Making a list of your day's accomplishments can really revitalize a bad day. Not that the day I had today was bad, rather, it was one of those days that leaves me feeling that I didn't really *do* anything.

So, for the record, today I:
*ran two loads of laundry
*did one load of dishes
*prepared a Crock Pot meal
*cleaned the kitchen counters
*wrote a draft of an article
*updated stock at the website I manage (see sidebar)
*took recycling and garbage out to their bins
*swept the kitchen floor

There are other things I wanted to accomplish today, but I didn't get to them. I want to make more lists in advance, as that seems to help me more with my time-management.

Tuesday, January 08, 2008

Making Lists

I've gotten out of the habit of making lists, and the result is that at the end of they day, trying to fall asleep, my mind scrolls through all the tasks that I have yet to do. I've decided to start making lists again.
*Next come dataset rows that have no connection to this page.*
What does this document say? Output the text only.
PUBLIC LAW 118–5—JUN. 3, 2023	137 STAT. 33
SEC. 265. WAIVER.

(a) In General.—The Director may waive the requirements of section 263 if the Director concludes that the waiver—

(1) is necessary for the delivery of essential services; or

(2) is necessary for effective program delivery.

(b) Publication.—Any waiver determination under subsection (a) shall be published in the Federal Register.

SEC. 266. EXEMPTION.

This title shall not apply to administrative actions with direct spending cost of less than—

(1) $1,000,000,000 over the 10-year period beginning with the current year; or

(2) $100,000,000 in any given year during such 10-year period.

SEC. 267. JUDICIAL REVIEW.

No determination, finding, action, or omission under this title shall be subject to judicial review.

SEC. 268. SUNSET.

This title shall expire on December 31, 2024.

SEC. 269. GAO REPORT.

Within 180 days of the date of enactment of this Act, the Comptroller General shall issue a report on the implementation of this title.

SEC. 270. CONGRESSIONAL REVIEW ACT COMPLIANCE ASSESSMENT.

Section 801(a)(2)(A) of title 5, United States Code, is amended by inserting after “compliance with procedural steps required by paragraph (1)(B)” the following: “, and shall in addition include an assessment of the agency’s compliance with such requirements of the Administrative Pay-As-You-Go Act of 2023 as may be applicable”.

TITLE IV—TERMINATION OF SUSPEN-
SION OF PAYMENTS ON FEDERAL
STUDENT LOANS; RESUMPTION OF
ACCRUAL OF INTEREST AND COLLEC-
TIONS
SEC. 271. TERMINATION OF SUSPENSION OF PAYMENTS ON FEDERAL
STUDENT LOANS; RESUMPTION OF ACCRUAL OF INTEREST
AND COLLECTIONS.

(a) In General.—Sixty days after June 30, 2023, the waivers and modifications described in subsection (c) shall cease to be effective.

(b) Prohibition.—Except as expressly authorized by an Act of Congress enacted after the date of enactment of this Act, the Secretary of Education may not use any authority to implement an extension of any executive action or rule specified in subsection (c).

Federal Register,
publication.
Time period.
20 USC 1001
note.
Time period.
What's on my list today? Certainly not everything that I'll actually accomplish. Bank, library, drop off one child at preschool, pick up another at school, drop off a donation at the school, do some writing. What I didn't write down but actually did includes laundry, tidying the kitchen, preparing a snack. Feels like cheating to write those things down, but they are tasks that I completed.

Recently, I read a book that consisted of lists concocted by contributors. Some were decades old, and had been rediscovered. Others were composed just for the book.